但顾辰却忽然“噗哧”一声笑了出来。
那笑声不大,却响得令人发寒。
他抬眸,盯着林步青,就像在看一只快断气、还死撑的狗。
“你说得对啊……你不过就是条狗。”
他站起身,懒洋洋地拉了拉袖口,语气轻飘飘的,却带着致命的戏谑与轻蔑:“反正我不就是一个刚回顾家的小年青吗?牙还没长齐,拳头也没你们老一辈的硬……”
他忽然往书桌旁走了几步,随手拿起一根烟灰缸里的细木棍,啪的一声丢在地上。
“来,要不要我丢根棍子给你咬?”
顾辰语调轻快,眼神却冷如冰锋:“乖一点啊林先生,现在这种老狗,活着不是靠牙,是看谁还想让牠活。”
他走回桌前,低下身凑近林步青耳边,声音低哑又缓慢——像一把磨得发亮的细刀:“你可以咬,但要先想清楚——你咬得动谁?”
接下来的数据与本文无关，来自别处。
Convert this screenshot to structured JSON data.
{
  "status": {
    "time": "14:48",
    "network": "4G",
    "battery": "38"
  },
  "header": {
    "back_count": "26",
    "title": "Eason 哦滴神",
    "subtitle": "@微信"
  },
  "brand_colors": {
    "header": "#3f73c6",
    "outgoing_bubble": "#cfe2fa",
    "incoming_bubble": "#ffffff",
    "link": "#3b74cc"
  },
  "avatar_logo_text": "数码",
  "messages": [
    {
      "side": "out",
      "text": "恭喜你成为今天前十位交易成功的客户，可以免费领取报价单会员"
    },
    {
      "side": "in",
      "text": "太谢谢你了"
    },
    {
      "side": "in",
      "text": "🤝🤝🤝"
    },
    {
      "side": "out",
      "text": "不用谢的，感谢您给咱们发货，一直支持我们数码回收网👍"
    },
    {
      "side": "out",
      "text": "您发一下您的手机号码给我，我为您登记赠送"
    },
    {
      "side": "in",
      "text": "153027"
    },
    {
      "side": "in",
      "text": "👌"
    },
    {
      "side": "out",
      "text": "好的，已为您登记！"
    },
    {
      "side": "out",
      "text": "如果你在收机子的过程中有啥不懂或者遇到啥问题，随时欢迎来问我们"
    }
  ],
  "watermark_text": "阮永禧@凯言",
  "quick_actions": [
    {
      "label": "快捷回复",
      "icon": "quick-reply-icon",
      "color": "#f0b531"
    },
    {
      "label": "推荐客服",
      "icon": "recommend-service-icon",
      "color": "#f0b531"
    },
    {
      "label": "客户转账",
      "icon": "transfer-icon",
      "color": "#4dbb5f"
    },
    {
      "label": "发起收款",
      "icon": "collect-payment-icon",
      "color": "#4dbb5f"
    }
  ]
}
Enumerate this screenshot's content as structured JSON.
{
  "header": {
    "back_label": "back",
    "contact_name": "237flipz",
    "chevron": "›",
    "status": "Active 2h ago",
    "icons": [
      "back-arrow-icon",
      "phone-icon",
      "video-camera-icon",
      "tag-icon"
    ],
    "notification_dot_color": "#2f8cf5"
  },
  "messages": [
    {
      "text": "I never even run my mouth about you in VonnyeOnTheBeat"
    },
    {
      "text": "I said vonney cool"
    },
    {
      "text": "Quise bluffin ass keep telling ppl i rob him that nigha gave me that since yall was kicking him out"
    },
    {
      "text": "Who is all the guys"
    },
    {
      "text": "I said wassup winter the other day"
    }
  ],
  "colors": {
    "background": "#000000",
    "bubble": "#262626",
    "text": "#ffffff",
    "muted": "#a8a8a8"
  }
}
林步青喉头一滚,嘴角却抽搐着,想开口反驳,却发不出声音地坐在原地,嘴角抽动,半晌才问出那句:“你到底想怎样?”
顾辰歪了歪头,仿佛在思考该用几成力度压这条狗才刚好。
然后,他缓缓开口:“我不想怎样。”
“只是提醒你,别再动我身边的人——尤其是苏芙宁母女。”
林步青眉头一皱,眼中闪过惊色,却没回话。
顾辰冷冷一笑,语气轻得像一根针,却字字戳进他心脏:“你手上那份录像我知道,沉放云那晚的事……她没说,但我查得比你还清楚。”
“这些年你一直拿那段画面绑着她,以为没人会翻你这笔帐。现在我来了,帐,就该有人清。”
他说到这里,忽地站起身,走到林步青背后,声音低了几分,却更沉更狠:“很简单,林先生——”
“只要你不动,我手上的资料就不会公开。”
“不管是那两张照片,还是录音档,全都乖乖躺在我手上,没人会动你一根寒毛。”
“但如果哪天我发现苏芙宁少了一根头发……”
他顿了一下,拍了拍林步青的肩膀。
“那你就等着全网直播你的断子绝孙之路吧。”
林步青不语,脸色难看得像喝下三斤冷水。
顾辰轻哼一声,转身迈步准备离开。
走到门边,他忽然顿住脚步,像是想起什么,又悠悠回头。
语气忽地轻了下来,仿佛刚才那场针锋相对全是幻觉,只剩一句随口的关心:“对了,林先生,提醒你一句——”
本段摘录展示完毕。